It's dangerous to start a discussion about spanking children. Emotions can run high and people have very widely differing opinions that can strike at the heart of who we are and the choices we made on how to raise our children. So with respect for the differing experiences other posters have, and with respect for their willingness to express it and share it, I present a different experience.
I was spanked a lot as a child and as an adult and can only say the two are completely different things. Getting spanked as a child taught me to distrust authority, to lie, to hide things and to believe that there was something fundamentally wrong with me. It was nothing but traumatic and never taught me to behave well. I was spanked until I was 19 when I finally threatened to hit back if I were hit again. I don't think I could have done so, but they stopped after that.
As parents, my husband and I chose not to spank. We believed strongly in discipline, but not in spanking. We raised a son who is respectful, polite and kind. He never got in trouble, is honest, doesn't drink or smoke and the few times he's tried weed, he talked to me about it. (He is 19.) We taught him respect by treating him with respect--modeling the behavior we wanted him to show.
I volunteer with teenagers. Never once have I ever wanted to strike or spank any of them.
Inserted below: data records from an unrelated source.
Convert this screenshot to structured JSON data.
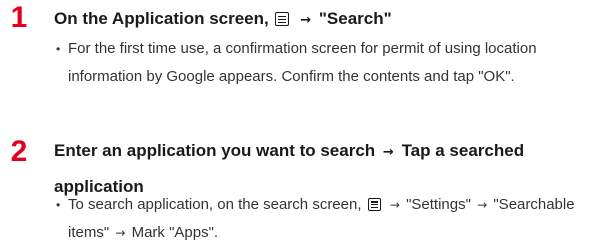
{
  "steps": [
    {
      "number": "1",
      "title_prefix": "On the Application screen,",
      "menu_icon": "menu-icon",
      "title_arrow": "→",
      "title_suffix": "\"Search\"",
      "notes": [
        {
          "bullet": "•",
          "text": "For the first time use, a confirmation screen for permit of using location information by Google appears. Confirm the contents and tap \"OK\"."
        }
      ]
    },
    {
      "number": "2",
      "title_part1": "Enter an application you want to search",
      "title_arrow": "→",
      "title_part2": "Tap a searched application",
      "notes": [
        {
          "bullet": "•",
          "text_part1": "To search application, on the search screen,",
          "menu_icon": "menu-icon",
          "arrow": "→",
          "text_part2": "\"Settings\"",
          "text_part3": "\"Searchable items\"",
          "text_part4": "Mark \"Apps\"."
        }
      ]
    }
  ],
  "colors": {
    "step_number": "#e2001a",
    "title": "#1a1a1a",
    "body": "#333333"
  }
}
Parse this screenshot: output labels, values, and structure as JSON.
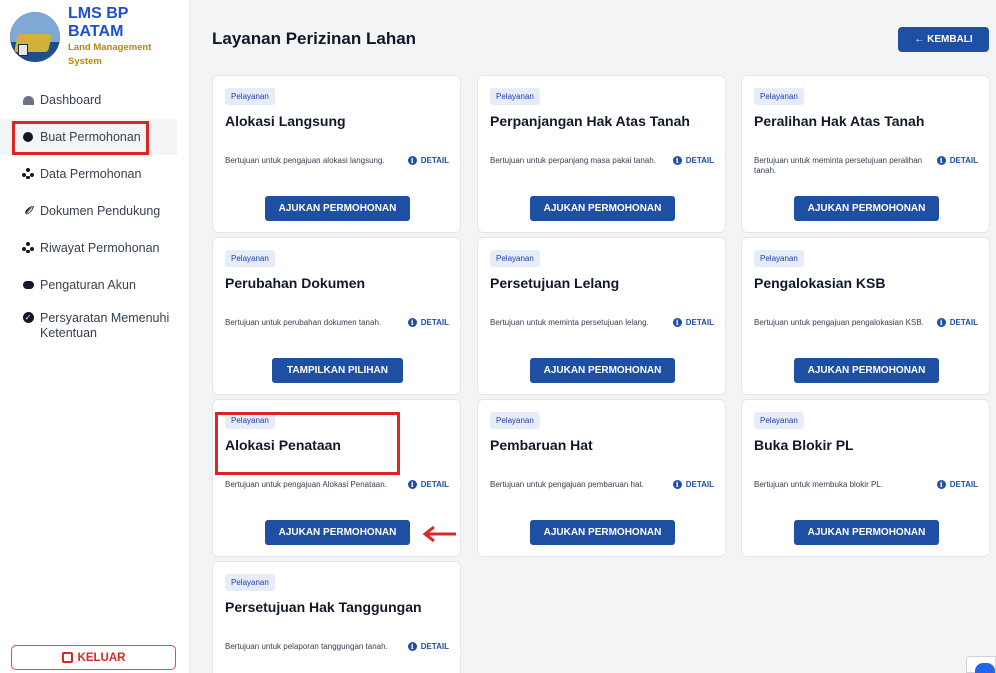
{
  "brand": {
    "title": "LMS BP BATAM",
    "subtitle": "Land Management System"
  },
  "sidebar": {
    "items": [
      {
        "label": "Dashboard",
        "icon": "dashboard-icon"
      },
      {
        "label": "Buat Permohonan",
        "icon": "file-icon",
        "active": true
      },
      {
        "label": "Data Permohonan",
        "icon": "users-icon"
      },
      {
        "label": "Dokumen Pendukung",
        "icon": "paperclip-icon"
      },
      {
        "label": "Riwayat Permohonan",
        "icon": "users-icon"
      },
      {
        "label": "Pengaturan Akun",
        "icon": "toggle-icon"
      },
      {
        "label": "Persyaratan Memenuhi Ketentuan",
        "icon": "check-circle-icon"
      }
    ],
    "logout_label": "KELUAR"
  },
  "header": {
    "title": "Layanan Perizinan Lahan",
    "back_label": "← KEMBALI"
  },
  "colors": {
    "primary": "#1e4fa3",
    "badge_bg": "#e6edf8",
    "annotation": "#dc2626",
    "brand_title": "#1d4ed8",
    "brand_sub": "#b8860b"
  },
  "cards": [
    {
      "badge": "Pelayanan",
      "title": "Alokasi Langsung",
      "desc": "Bertujuan untuk pengajuan alokasi langsung.",
      "detail": "DETAIL",
      "button": "AJUKAN PERMOHONAN"
    },
    {
      "badge": "Pelayanan",
      "title": "Perpanjangan Hak Atas Tanah",
      "desc": "Bertujuan untuk perpanjang masa pakai tanah.",
      "detail": "DETAIL",
      "button": "AJUKAN PERMOHONAN"
    },
    {
      "badge": "Pelayanan",
      "title": "Peralihan Hak Atas Tanah",
      "desc": "Bertujuan untuk meminta persetujuan peralihan tanah.",
      "detail": "DETAIL",
      "button": "AJUKAN PERMOHONAN"
    },
    {
      "badge": "Pelayanan",
      "title": "Perubahan Dokumen",
      "desc": "Bertujuan untuk perubahan dokumen tanah.",
      "detail": "DETAIL",
      "button": "TAMPILKAN PILIHAN"
    },
    {
      "badge": "Pelayanan",
      "title": "Persetujuan Lelang",
      "desc": "Bertujuan untuk meminta persetujuan lelang.",
      "detail": "DETAIL",
      "button": "AJUKAN PERMOHONAN"
    },
    {
      "badge": "Pelayanan",
      "title": "Pengalokasian KSB",
      "desc": "Bertujuan untuk pengajuan pengalokasian KSB.",
      "detail": "DETAIL",
      "button": "AJUKAN PERMOHONAN"
    },
    {
      "badge": "Pelayanan",
      "title": "Alokasi Penataan",
      "desc": "Bertujuan untuk pengajuan Alokasi Penataan.",
      "detail": "DETAIL",
      "button": "AJUKAN PERMOHONAN"
    },
    {
      "badge": "Pelayanan",
      "title": "Pembaruan Hat",
      "desc": "Bertujuan untuk pengajuan pembaruan hat.",
      "detail": "DETAIL",
      "button": "AJUKAN PERMOHONAN"
    },
    {
      "badge": "Pelayanan",
      "title": "Buka Blokir PL",
      "desc": "Bertujuan untuk membuka blokir PL.",
      "detail": "DETAIL",
      "button": "AJUKAN PERMOHONAN"
    },
    {
      "badge": "Pelayanan",
      "title": "Persetujuan Hak Tanggungan",
      "desc": "Bertujuan untuk pelaporan tanggungan tanah.",
      "detail": "DETAIL",
      "button": ""
    }
  ]
}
Even typing that makes my stomach turn.
There is a wealth of empirical evidence that says spanking children causes a multitude of problems and only anecdotal evidence that it can be positive and effective.
That said, I respect the choices other parents make and know they do it out of wanting what is best for their child.
As for the severity of adult spankings, that really does depend on the couple involved. I happen to have a high pain tolerance, so the spankings I like may sometimes sound more severe than how I experience them. I try to keep that in mind when I'm writing and most of the time I write things that are less severe than what I like outside my stories.
I think an interesting question is what sort of implements are considered more severe than others. In my experience, I can take a long strapping with very little noise or squirming, but a hairbrush? My husband always said I liked the idea of a hairbrush spanking more than the reality 'cause I could never hold still for it and was immediately yelping and trying to escape. So, for me, a hairbrush is more severe than a belt, but when I read others? It doesn't seem like others have that experience. And a switch? My husband gave me a single stroke with a switch over my jeans and it stung for days afterward--perhaps it was the type of switch (a long, thin one that had been soaked in water) and the way he used it, but it surprises me when I read about switchings, 'cause it makes me think they must be different from what I experienced. Likewise a ping pong paddle or a leather six-inch paddle is a relatively mild instrument that are perfect for really long spankings.